SH31B-2419
A self-consistent combined radiative transfer hydrodynamic and particle acceleration model for the X1.0 class flare on March 29, 2014

Wednesday, 16 December 2015
Poster Hall (Moscone South)
Fatima Rubio da Costa1, Lucia Kleint2, Alberto Sainz Dalda3, Vahe Petrosian1 and Wei Liu4, (1)Stanford University, Stanford, CA, United States, (2)School of Engineering Institute of 4D Technologies, Windisch, Switzerland, (3)High Altitude Observatory, Boulder, CO, United States, (4)Bay Area Environmental Research Institute Palo Alto, Palo Alto, CA, United States
Abstract:
The X1.0 flare on March 29, 2014 was well observed, covering its emission at several wavelengths from the photosphere to the corona.
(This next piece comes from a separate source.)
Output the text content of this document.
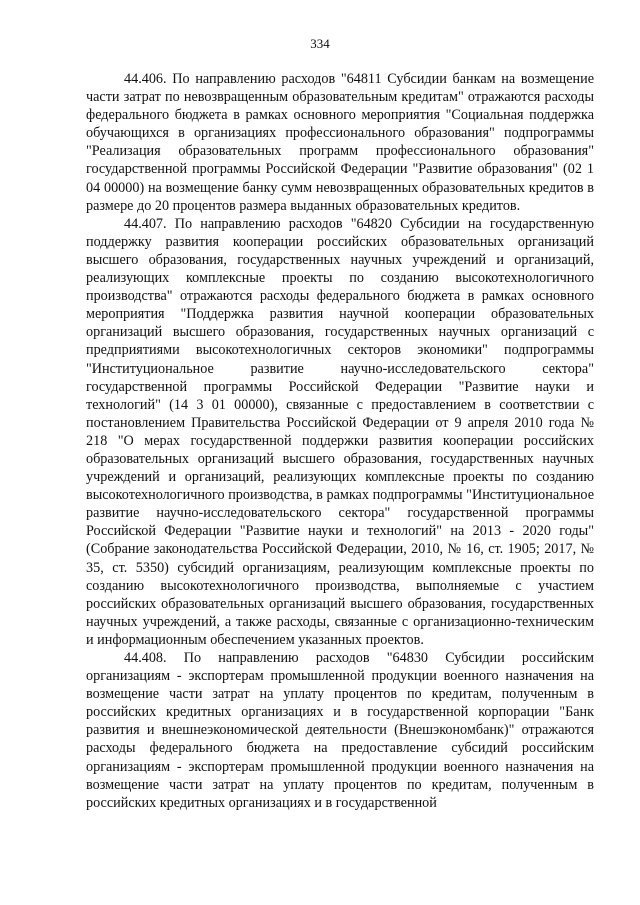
334

44.406. По направлению расходов "64811 Субсидии банкам на возмещение части затрат по невозвращенным образовательным кредитам" отражаются расходы федерального бюджета в рамках основного мероприятия "Социальная поддержка обучающихся в организациях профессионального образования" подпрограммы "Реализация образовательных программ профессионального образования" государственной программы Российской Федерации "Развитие образования" (02 1 04 00000) на возмещение банку сумм невозвращенных образовательных кредитов в размере до 20 процентов размера выданных образовательных кредитов.

44.407. По направлению расходов "64820 Субсидии на государственную поддержку развития кооперации российских образовательных организаций высшего образования, государственных научных учреждений и организаций, реализующих комплексные проекты по созданию высокотехнологичного производства" отражаются расходы федерального бюджета в рамках основного мероприятия "Поддержка развития научной кооперации образовательных организаций высшего образования, государственных научных организаций с предприятиями высокотехнологичных секторов экономики" подпрограммы "Институциональное развитие научно-исследовательского сектора" государственной программы Российской Федерации "Развитие науки и технологий" (14 3 01 00000), связанные с предоставлением в соответствии с постановлением Правительства Российской Федерации от 9 апреля 2010 года № 218 "О мерах государственной поддержки развития кооперации российских образовательных организаций высшего образования, государственных научных учреждений и организаций, реализующих комплексные проекты по созданию высокотехнологичного производства, в рамках подпрограммы "Институциональное развитие научно-исследовательского сектора" государственной программы Российской Федерации "Развитие науки и технологий" на 2013 - 2020 годы" (Собрание законодательства Российской Федерации, 2010, № 16, ст. 1905; 2017, № 35, ст. 5350) субсидий организациям, реализующим комплексные проекты по созданию высокотехнологичного производства, выполняемые с участием российских образовательных организаций высшего образования, государственных научных учреждений, а также расходы, связанные с организационно-техническим и информационным обеспечением указанных проектов.

44.408. По направлению расходов "64830 Субсидии российским организациям - экспортерам промышленной продукции военного назначения на возмещение части затрат на уплату процентов по кредитам, полученным в российских кредитных организациях и в государственной корпорации "Банк развития и внешнеэкономической деятельности (Внешэкономбанк)" отражаются расходы федерального бюджета на предоставление субсидий российским организациям - экспортерам промышленной продукции военного назначения на возмещение части затрат на уплату процентов по кредитам, полученным в российских кредитных организациях и в государственной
The RHESSI spectra images allow us to estimate the temporal variation of the electron spectra using regularized inversion techniques. Using this as input for a combined particle acceleration and transport (Stanford-Flare) and radiative transfer hydrodynamic (Radyn) code, we calculate the response of the atmosphere to the electron heating. We will present the evolution of the thermal continuum and several line emissions. Comparing them with GOES soft X-ray and high resolution observations from IRIS, SDO and DST/IBIS allows us to test the basic mechanism(s) of acceleration and to constrain its characteristics. We will also present perspectives on how to apply this methodology and related diagnostics to other flares.